Wood’s story is unforgettable. As the storm surge started to creep up her street, in a community off of John Morris Rd. in Iona, she and her husband made a decision.

They got in their pick-up truck with their adult son and their dogs and started driving toward the highest ground they could find.

“We just sat there all night long,” she told us in the first days after the storm. "There was nothing else we could do... I thought we were going to be washed away.”

After that interview on Fox 4, the calls started coming. The Wood family’s truck was totaled because it took on water in the storm.

But it wasn’t just their story of survival that touched people. They were really touched by the way Wood and her community were helping each other, while essentially being cut off from the rest of the world.

“I’m running water from my house to my neighbor’s house and she’s washing people’s clothes,” she said in the interview. “Everybody is helping everybody. This neighbor has a car that’s working, so he’s making sure we get to the store.”
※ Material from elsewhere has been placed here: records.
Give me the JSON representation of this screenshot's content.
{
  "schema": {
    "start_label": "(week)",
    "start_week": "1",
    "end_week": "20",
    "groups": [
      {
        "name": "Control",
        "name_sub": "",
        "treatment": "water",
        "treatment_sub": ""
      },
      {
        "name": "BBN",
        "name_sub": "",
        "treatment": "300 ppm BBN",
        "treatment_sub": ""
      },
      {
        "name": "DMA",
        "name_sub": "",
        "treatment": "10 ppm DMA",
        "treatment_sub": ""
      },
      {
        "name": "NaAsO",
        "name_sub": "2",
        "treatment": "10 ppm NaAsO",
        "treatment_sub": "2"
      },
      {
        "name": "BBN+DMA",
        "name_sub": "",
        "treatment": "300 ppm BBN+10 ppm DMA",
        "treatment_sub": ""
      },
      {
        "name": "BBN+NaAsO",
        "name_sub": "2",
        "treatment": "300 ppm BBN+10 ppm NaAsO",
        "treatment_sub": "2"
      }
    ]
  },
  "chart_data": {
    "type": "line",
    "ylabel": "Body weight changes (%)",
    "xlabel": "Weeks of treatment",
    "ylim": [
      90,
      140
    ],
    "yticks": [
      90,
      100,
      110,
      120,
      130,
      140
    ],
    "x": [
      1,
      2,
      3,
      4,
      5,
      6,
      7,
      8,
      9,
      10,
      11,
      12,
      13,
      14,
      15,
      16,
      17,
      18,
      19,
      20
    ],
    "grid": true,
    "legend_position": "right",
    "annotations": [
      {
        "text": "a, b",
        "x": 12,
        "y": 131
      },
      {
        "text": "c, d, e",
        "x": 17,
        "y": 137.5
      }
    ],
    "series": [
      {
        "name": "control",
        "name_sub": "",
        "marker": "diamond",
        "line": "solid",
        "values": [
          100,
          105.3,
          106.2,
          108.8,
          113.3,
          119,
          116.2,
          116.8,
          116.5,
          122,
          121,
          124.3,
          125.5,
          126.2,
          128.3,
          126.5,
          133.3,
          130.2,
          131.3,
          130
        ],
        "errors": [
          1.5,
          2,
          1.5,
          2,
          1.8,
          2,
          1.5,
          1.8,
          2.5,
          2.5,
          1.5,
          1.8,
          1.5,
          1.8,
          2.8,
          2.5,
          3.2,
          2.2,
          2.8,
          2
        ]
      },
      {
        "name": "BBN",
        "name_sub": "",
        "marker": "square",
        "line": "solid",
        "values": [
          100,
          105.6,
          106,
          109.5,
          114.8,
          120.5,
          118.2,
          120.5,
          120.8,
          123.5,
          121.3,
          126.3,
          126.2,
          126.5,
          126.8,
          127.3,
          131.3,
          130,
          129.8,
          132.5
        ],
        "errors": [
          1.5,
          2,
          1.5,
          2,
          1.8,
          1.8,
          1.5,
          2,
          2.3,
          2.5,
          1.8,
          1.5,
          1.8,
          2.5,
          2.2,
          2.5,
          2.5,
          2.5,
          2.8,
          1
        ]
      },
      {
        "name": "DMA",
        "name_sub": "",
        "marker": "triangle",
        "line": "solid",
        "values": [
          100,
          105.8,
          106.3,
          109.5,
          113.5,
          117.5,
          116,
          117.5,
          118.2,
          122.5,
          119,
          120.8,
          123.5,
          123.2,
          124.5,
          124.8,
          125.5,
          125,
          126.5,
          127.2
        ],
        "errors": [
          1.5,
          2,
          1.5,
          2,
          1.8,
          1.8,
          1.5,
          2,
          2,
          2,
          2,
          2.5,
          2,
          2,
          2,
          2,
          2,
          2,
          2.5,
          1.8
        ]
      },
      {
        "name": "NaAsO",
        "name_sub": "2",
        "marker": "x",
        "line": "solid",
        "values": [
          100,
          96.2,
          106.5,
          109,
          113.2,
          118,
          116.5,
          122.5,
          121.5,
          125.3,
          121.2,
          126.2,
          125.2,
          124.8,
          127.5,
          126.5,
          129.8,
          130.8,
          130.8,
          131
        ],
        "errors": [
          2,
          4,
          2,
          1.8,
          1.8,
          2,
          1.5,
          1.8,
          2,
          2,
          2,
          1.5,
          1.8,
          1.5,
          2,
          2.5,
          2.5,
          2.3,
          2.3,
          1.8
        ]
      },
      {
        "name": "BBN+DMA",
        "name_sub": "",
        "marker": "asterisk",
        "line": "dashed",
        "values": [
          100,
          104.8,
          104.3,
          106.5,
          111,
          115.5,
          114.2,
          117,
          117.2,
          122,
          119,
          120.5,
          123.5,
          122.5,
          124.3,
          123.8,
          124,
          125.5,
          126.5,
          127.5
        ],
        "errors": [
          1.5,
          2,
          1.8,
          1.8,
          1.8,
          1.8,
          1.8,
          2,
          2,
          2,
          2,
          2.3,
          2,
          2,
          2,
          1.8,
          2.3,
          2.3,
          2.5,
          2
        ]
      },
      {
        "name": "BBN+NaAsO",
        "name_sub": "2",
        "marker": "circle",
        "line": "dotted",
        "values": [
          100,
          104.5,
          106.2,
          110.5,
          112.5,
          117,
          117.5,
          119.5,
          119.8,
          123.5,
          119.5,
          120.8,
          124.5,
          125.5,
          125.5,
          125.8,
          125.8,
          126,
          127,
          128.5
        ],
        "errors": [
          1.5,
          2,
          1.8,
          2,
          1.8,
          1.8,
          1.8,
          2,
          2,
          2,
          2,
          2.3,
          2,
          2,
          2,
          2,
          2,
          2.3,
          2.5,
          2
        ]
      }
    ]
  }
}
Three weeks after the storm, Marlin Wade drove from Alabama to Iona so he could give Wood a new truck.

There were hugs and tears that day. And nearly a year later, Wood says it’s still a lifesaver.

“It certainly made life easier, because I lost my car,” she said. “We were literally stranded. It takes me to the doctor to get my treatment and to get groceries, which is most important. And so far, so good.”

Wood says she has good and bad days still, because of the storm. But she also says, that sense of hope and optimism she had right after the storm is still there.

“It’s just going to take a long time,” she says. "But we’re still working together. And we still have that hope. The Lord took care of us.”